Cosa serve per diventare un campione di questa disciplina?

"Sicuramente concentrazione, silenzio e una bella memoria. E poi bisogna osservare e riflettere molto. Soprattutto, occorre studiare i libri e approfondire. Un’attività che, specie in vista di gare importanti, mi impegna anche 5-6 ore al giorno".

Abbiamo scoperto la serie tv “La regina degli scacchi“, lei si sente un po’ il “re della dama“?

"Devo dire che la tensione del match, le fasi di strategia e i tempi delle gare sono ben rappresentate nella serie tv. Mi sono rivisto molto nelle vicende del personaggio impersonato da Anya Taylor-Joy".
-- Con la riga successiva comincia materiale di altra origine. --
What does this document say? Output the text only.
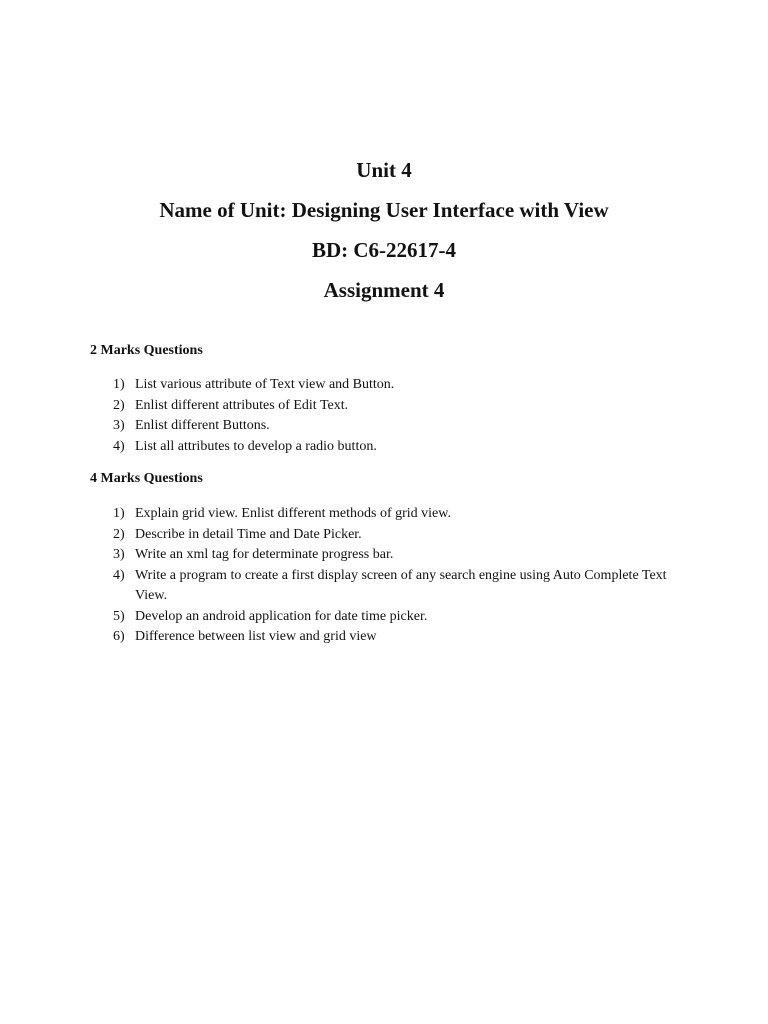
Unit 4
Name of Unit: Designing User Interface with View
BD: C6-22617-4
Assignment 4

2 Marks Questions

1) List various attribute of Text view and Button.
2) Enlist different attributes of Edit Text.
3) Enlist different Buttons.
4) List all attributes to develop a radio button.

4 Marks Questions

1) Explain grid view. Enlist different methods of grid view.
2) Describe in detail Time and Date Picker.
3) Write an xml tag for determinate progress bar.
4) Write a program to create a first display screen of any search engine using Auto Complete Text View.
5) Develop an android application for date time picker.
6) Difference between list view and grid view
Come si svolge un match mondiale?

"Bisogna stare calmi, soprattutto nei momenti topici. Essere freddi, sfruttando ogni secondo a disposizione. Mi sono preso oltre una mezz’ora di tempo per fare una singola mossa in questa finale, proprio perché avevo capito che quella sarebbe stata determinante per vincere la partita. E’ importante sviluppare la capacità di guardare oltre: predire. E’ così che si diventa più forti. Il campionato del mondo è una bolla: si gioca il giorno e la sera si studia la strategia per il giorno dopo".

Quanto fa bene giocare a dama?

"La nostra mente è in continuo movimento, questo sport le fa davvero bene ma è ancora troppo sottovalutato. A Livorno il progetto “Gioco scaccia gioco“, ideato dal maestro Andrea Raiano, ha il merito di portare scacchi e dama nelle scuole contro la ludopatia. Lontano dai giochi elettronici c’è un mondo bellissimo, che ci permette di recuperare il contatto con la realtà e ci fa crescere oltre che diventare più calmi e riflessivi".